Teknologi

OpenAI Bantu Negeri Paman Sam Memproduksi Drone Modern Sangat Berbahaya

NEW YORK OpenAI kini memasuki kancah militer dengan berkolaborasi dengan Anduril yang digunakan bergerak pada produksi drone untuk keperluan militer.

Melalui kolaborasi tersebut, kecerdasan buatan (AI) Open Artificial Intelligence digunakan untuk meningkatkan misi keamanan Amerika Serikat (AS) melalui software Lattice yang dikembangkan oleh Anduril.

Perjanjian ini bertujuan untuk menggabungkan model Teknologi AI OpenAI, termasuk GPT-4o juga OpenAI o1, dengan sistem kemudian perangkat lunak Anduril untuk meningkatkan pertahanan militer Amerika Serikat terhadap serangan udara tanpa pilot.

Anduril dikenal dengan produk-produk seperti Roadrunner, sebuah drone interceptor yang digunakan digunakan oleh Pentagon untuk melawan peningkatan total drone kecil dalam medan perang.

Selain itu, perusahaan ini juga memproduksi menara pengawas, jammers komunikasi, drone militer, kemudian peluncur roket otomatis.

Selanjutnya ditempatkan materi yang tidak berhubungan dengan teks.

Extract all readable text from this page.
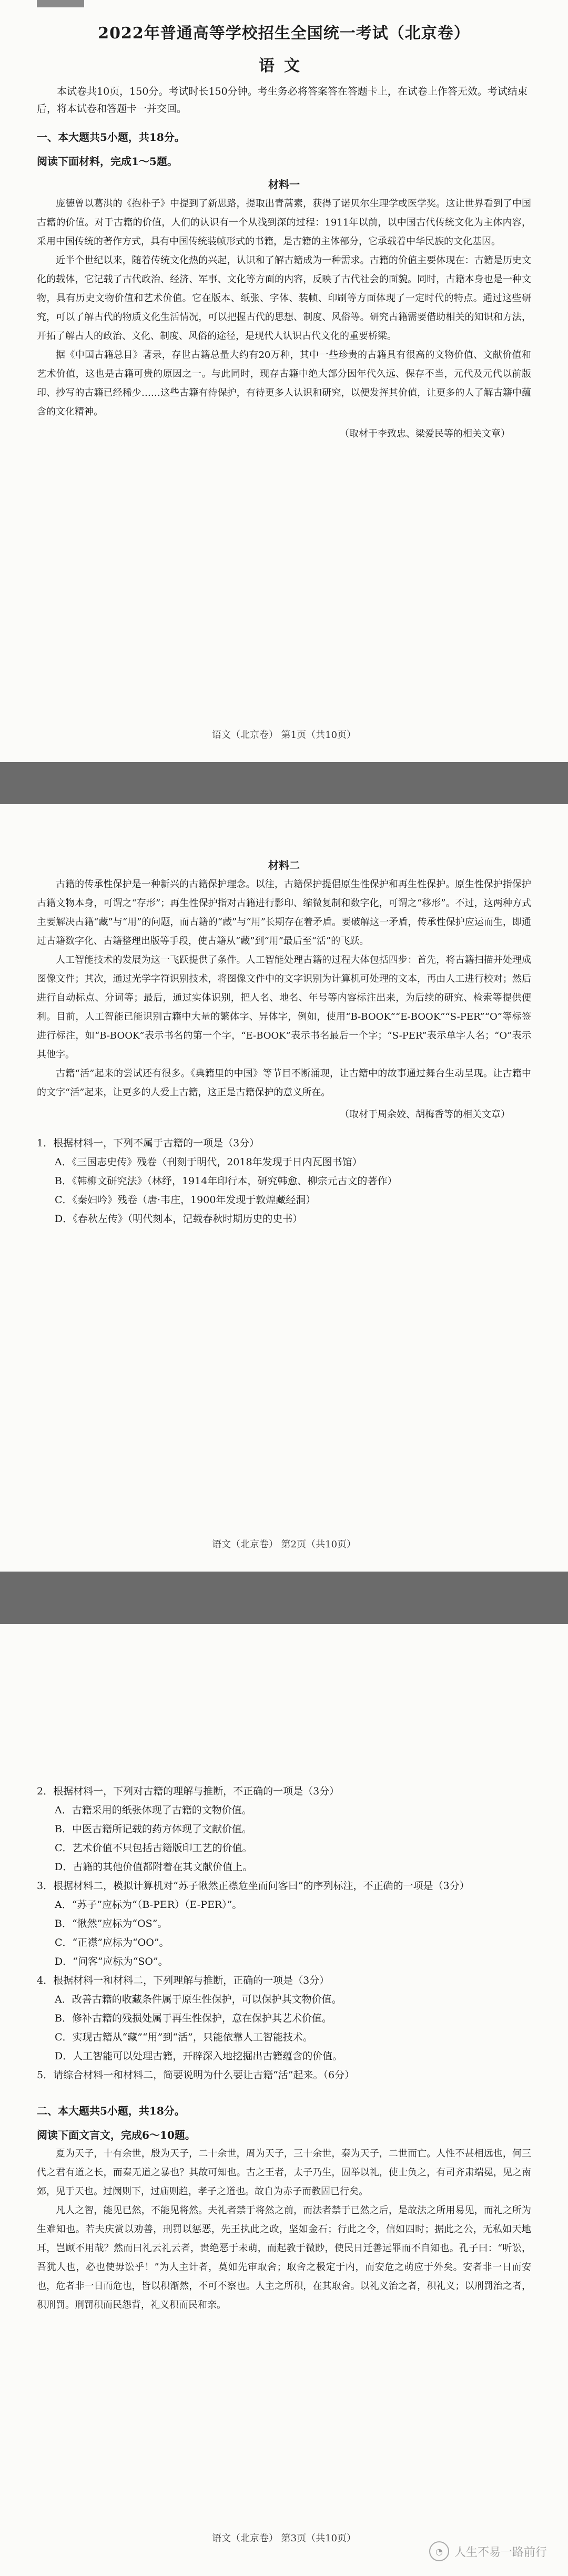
2022年普通高等学校招生全国统一考试（北京卷）
语文

本试卷共10页，150分。考试时长150分钟。考生务必将答案答在答题卡上，在试卷上作答无效。考试结束后，将本试卷和答题卡一并交回。

一、本大题共5小题，共18分。
阅读下面材料，完成1～5题。
材料一

庞德曾以葛洪的《抱朴子》中提到了新思路，提取出青蒿素，获得了诺贝尔生理学或医学奖。这让世界看到了中国古籍的价值。对于古籍的价值，人们的认识有一个从浅到深的过程：1911年以前，以中国古代传统文化为主体内容，采用中国传统的著作方式，具有中国传统装帧形式的书籍，是古籍的主体部分，它承载着中华民族的文化基因。

近半个世纪以来，随着传统文化热的兴起，认识和了解古籍成为一种需求。古籍的价值主要体现在：古籍是历史文化的载体，它记载了古代政治、经济、军事、文化等方面的内容，反映了古代社会的面貌。同时，古籍本身也是一种文物，具有历史文物价值和艺术价值。它在版本、纸张、字体、装帧、印刷等方面体现了一定时代的特点。通过这些研究，可以了解古代的物质文化生活情况，可以把握古代的思想、制度、风俗等。研究古籍需要借助相关的知识和方法，开拓了解古人的政治、文化、制度、风俗的途径，是现代人认识古代文化的重要桥梁。

据《中国古籍总目》著录，存世古籍总量大约有20万种，其中一些珍贵的古籍具有很高的文物价值、文献价值和艺术价值，这也是古籍可贵的原因之一。与此同时，现存古籍中绝大部分因年代久远、保存不当，元代及元代以前版印、抄写的古籍已经稀少……这些古籍有待保护，有待更多人认识和研究，以便发挥其价值，让更多的人了解古籍中蕴含的文化精神。

（取材于李致忠、梁爱民等的相关文章）
语文（北京卷） 第1页（共10页）
材料二

古籍的传承性保护是一种新兴的古籍保护理念。以往，古籍保护提倡原生性保护和再生性保护。原生性保护指保护古籍文物本身，可谓之“存形”；再生性保护指对古籍进行影印、缩微复制和数字化，可谓之“移形”。不过，这两种方式主要解决古籍“藏”与“用”的问题，而古籍的“藏”与“用”长期存在着矛盾。要破解这一矛盾，传承性保护应运而生，即通过古籍数字化、古籍整理出版等手段，使古籍从“藏”到“用”最后至“活”的飞跃。

人工智能技术的发展为这一飞跃提供了条件。人工智能处理古籍的过程大体包括四步：首先，将古籍扫描并处理成图像文件；其次，通过光学字符识别技术，将图像文件中的文字识别为计算机可处理的文本，再由人工进行校对；然后进行自动标点、分词等；最后，通过实体识别，把人名、地名、年号等内容标注出来，为后续的研究、检索等提供便利。目前，人工智能已能识别古籍中大量的繁体字、异体字，例如，使用“B-BOOK”“E-BOOK”“S-PER”“O”等标签进行标注，如“B-BOOK”表示书名的第一个字，“E-BOOK”表示书名最后一个字；“S-PER”表示单字人名；“O”表示其他字。

古籍“活”起来的尝试还有很多。《典籍里的中国》等节目不断涌现，让古籍中的故事通过舞台生动呈现。让古籍中的文字“活”起来，让更多的人爱上古籍，这正是古籍保护的意义所在。

（取材于周余姣、胡梅香等的相关文章）

1．根据材料一，下列不属于古籍的一项是（3分）

A．《三国志史传》残卷（刊刻于明代，2018年发现于日内瓦图书馆）

B．《韩柳文研究法》（林纾，1914年印行本，研究韩愈、柳宗元古文的著作）

C．《秦妇吟》残卷（唐·韦庄，1900年发现于敦煌藏经洞）

D．《春秋左传》（明代刻本，记载春秋时期历史的史书）

语文（北京卷） 第2页（共10页）

2．根据材料一，下列对古籍的理解与推断，不正确的一项是（3分）

A．古籍采用的纸张体现了古籍的文物价值。

B．中医古籍所记载的药方体现了文献价值。

C．艺术价值不只包括古籍版印工艺的价值。

D．古籍的其他价值都附着在其文献价值上。

3．根据材料二，模拟计算机对“苏子愀然正襟危坐而问客曰”的序列标注，不正确的一项是（3分）

A．“苏子”应标为“（B-PER）（E-PER）”。

B．“愀然”应标为“OS”。

C．“正襟”应标为“OO”。

D．“问客”应标为“SO”。

4．根据材料一和材料二，下列理解与推断，正确的一项是（3分）

A．改善古籍的收藏条件属于原生性保护，可以保护其文物价值。

B．修补古籍的残损处属于再生性保护，意在保护其艺术价值。

C．实现古籍从“藏”“用”到“活”，只能依靠人工智能技术。

D．人工智能可以处理古籍，开辟深入地挖掘出古籍蕴含的价值。

5．请综合材料一和材料二，简要说明为什么要让古籍“活”起来。（6分）

二、本大题共5小题，共18分。
阅读下面文言文，完成6～10题。

夏为天子，十有余世，殷为天子，二十余世，周为天子，三十余世，秦为天子，二世而亡。人性不甚相远也，何三代之君有道之长，而秦无道之暴也？其故可知也。古之王者，太子乃生，固举以礼，使士负之，有司齐肃端冕，见之南郊，见于天也。过阙则下，过庙则趋，孝子之道也。故自为赤子而教固已行矣。

凡人之智，能见已然，不能见将然。夫礼者禁于将然之前，而法者禁于已然之后，是故法之所用易见，而礼之所为生难知也。若夫庆赏以劝善，刑罚以惩恶，先王执此之政，坚如金石；行此之令，信如四时；据此之公，无私如天地耳，岂顾不用哉？然而曰礼云礼云者，贵绝恶于未萌，而起教于微眇，使民日迁善远罪而不自知也。孔子曰：“听讼，吾犹人也，必也使毋讼乎！”为人主计者，莫如先审取舍；取舍之极定于内，而安危之萌应于外矣。安者非一日而安也，危者非一日而危也，皆以积渐然，不可不察也。人主之所积，在其取舍。以礼义治之者，积礼义；以刑罚治之者，积刑罚。刑罚积而民怨背，礼义积而民和亲。

语文（北京卷） 第3页（共10页）
◔	人生不易一路前行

Anduril mempunyai beberapa drone kamikaze yang dapat digunakan untuk mengusir drone buatan musuh.

Dengan OpenAI, sistem yang dimaksud lebih lanjut cerdas dapat dikembangkan untuk penyelenggaraan pada medan perang.
Anduril kemudian Open Artificial Intelligence akan mengeksplorasi bagaimana model Kecerdasan Buatan terbaru dapat dimanfaatkan untuk memproses data sensitif dengan cepat, mengempiskan beban operator manusia, kemudian meningkatkan kesadaran situasional.

Model-model ini, akan dilatih menggunakan database Anduril yang mana membantu melindungi personel militer Amerika Serikat lalu sekutu, juga menjamin keberhasilan misi.

Sebelumnya, Anduril juga telah terjadi menjalin kerja identik dengan Microsoft untuk menyokong headset IVAS.